Pepperland at BAM (May 8)
Two years ago, beloved choreographer Mark Morris was commissioned by the city of Liverpool to devise a 50th-anniversary tribute to the Beatles’ landmark album, Sgt. Pepper’s Lonely Hearts Club. The result comes to Brooklyn for its New York premiere. The piece combines Beatles hits such as “When I’m Sixty-Four” and “A Day in the Life” and new tracks—all orchestrated and performed by baritone and ensemble. Morris shows his usual genius for humor and fluid athleticism, with dancers clad in eye-popping Pop Art suits.
American Ballet Theatre at the Metropolitan Opera House (May 13)
The centerpiece of ABT’s spring season at the Met is a celebration of artist in residence Alexei Ratmansky; the Russian-born choreographer joined the company a decade ago. There’s a lot of great ballet to see in ABT’s eight-week stay, including company premieres of Deuce Coupe (1973) by Twyla Tharp and Cathy Marston’s Jane Eyre (2016). We’re jumping to see the all-Ratmansky programs running from May 21 to May 23, which include his first ABT work, On the Dnieper (2009), and his most recent, Songs of Bukovina (2017).
Murasaki’s Moon at the Metropolitan Museum of Art’s Astor Chinese Garden Court, via On Site Opera (May 17)

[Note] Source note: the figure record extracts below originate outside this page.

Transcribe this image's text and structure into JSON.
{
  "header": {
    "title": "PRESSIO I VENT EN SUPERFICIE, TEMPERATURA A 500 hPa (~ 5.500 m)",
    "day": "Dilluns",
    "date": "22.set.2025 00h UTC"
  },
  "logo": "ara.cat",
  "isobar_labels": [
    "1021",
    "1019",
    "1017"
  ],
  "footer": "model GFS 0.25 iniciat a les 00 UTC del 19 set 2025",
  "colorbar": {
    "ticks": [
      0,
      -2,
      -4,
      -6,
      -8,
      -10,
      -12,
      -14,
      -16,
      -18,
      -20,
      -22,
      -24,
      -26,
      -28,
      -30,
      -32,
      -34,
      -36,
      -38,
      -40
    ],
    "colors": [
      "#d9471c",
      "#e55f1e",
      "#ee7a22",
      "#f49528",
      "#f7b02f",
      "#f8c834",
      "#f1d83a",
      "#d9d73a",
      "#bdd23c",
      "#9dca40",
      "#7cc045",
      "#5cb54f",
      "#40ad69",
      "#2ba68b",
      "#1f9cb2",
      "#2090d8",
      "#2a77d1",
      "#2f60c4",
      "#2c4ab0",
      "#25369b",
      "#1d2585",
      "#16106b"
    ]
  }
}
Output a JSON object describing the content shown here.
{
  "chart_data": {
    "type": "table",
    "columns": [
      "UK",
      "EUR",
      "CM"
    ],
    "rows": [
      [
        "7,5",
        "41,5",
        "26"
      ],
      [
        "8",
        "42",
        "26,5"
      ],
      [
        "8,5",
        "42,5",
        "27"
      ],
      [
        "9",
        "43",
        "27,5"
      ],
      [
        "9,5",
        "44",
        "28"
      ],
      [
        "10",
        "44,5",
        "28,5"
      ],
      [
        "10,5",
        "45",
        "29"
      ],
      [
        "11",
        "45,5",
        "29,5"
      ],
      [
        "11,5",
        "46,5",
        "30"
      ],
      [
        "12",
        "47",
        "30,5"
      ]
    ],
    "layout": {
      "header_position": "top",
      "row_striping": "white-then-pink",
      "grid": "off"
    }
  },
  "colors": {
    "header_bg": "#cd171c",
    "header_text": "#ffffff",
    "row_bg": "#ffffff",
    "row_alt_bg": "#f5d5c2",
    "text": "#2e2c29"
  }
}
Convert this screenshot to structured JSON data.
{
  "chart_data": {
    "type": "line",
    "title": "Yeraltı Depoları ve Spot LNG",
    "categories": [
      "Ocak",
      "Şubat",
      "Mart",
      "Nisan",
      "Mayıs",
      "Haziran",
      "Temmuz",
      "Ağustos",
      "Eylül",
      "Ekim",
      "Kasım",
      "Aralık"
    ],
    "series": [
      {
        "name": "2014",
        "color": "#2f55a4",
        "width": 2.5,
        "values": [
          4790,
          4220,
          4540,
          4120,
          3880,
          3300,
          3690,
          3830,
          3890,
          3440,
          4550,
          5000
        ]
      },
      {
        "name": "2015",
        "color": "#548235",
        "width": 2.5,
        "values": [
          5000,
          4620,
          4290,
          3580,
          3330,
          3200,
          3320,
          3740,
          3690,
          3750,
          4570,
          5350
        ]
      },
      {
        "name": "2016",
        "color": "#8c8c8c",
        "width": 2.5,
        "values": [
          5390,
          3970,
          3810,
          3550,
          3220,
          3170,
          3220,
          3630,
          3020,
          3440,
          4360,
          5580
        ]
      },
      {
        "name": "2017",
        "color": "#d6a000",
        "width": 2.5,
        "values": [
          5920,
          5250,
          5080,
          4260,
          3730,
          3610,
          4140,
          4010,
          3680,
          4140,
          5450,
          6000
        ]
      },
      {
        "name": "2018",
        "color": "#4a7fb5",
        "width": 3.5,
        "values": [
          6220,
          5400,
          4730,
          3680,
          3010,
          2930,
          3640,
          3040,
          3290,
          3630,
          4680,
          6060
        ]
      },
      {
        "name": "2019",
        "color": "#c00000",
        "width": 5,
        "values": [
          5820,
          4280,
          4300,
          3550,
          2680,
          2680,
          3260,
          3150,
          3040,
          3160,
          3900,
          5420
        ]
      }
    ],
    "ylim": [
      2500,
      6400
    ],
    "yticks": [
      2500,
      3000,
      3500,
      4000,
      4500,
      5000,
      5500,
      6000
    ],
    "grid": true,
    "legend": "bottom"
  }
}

The resourceful On Site Opera pairs new work with unique spaces, and they’re about to occupy a beaut: the Met’s elegantly breathtaking Astor Chinese Garden Court. Amid Ming Dynasty taihu rocks, granite terrace and gingko latticework, director Eric Einhorn stages Michi Wiancko and Deborah Brevoort’s hour-long tale of a lady-in-waiting in 11th-century Japan who uses writing to transcend the patriarchal shackles of society.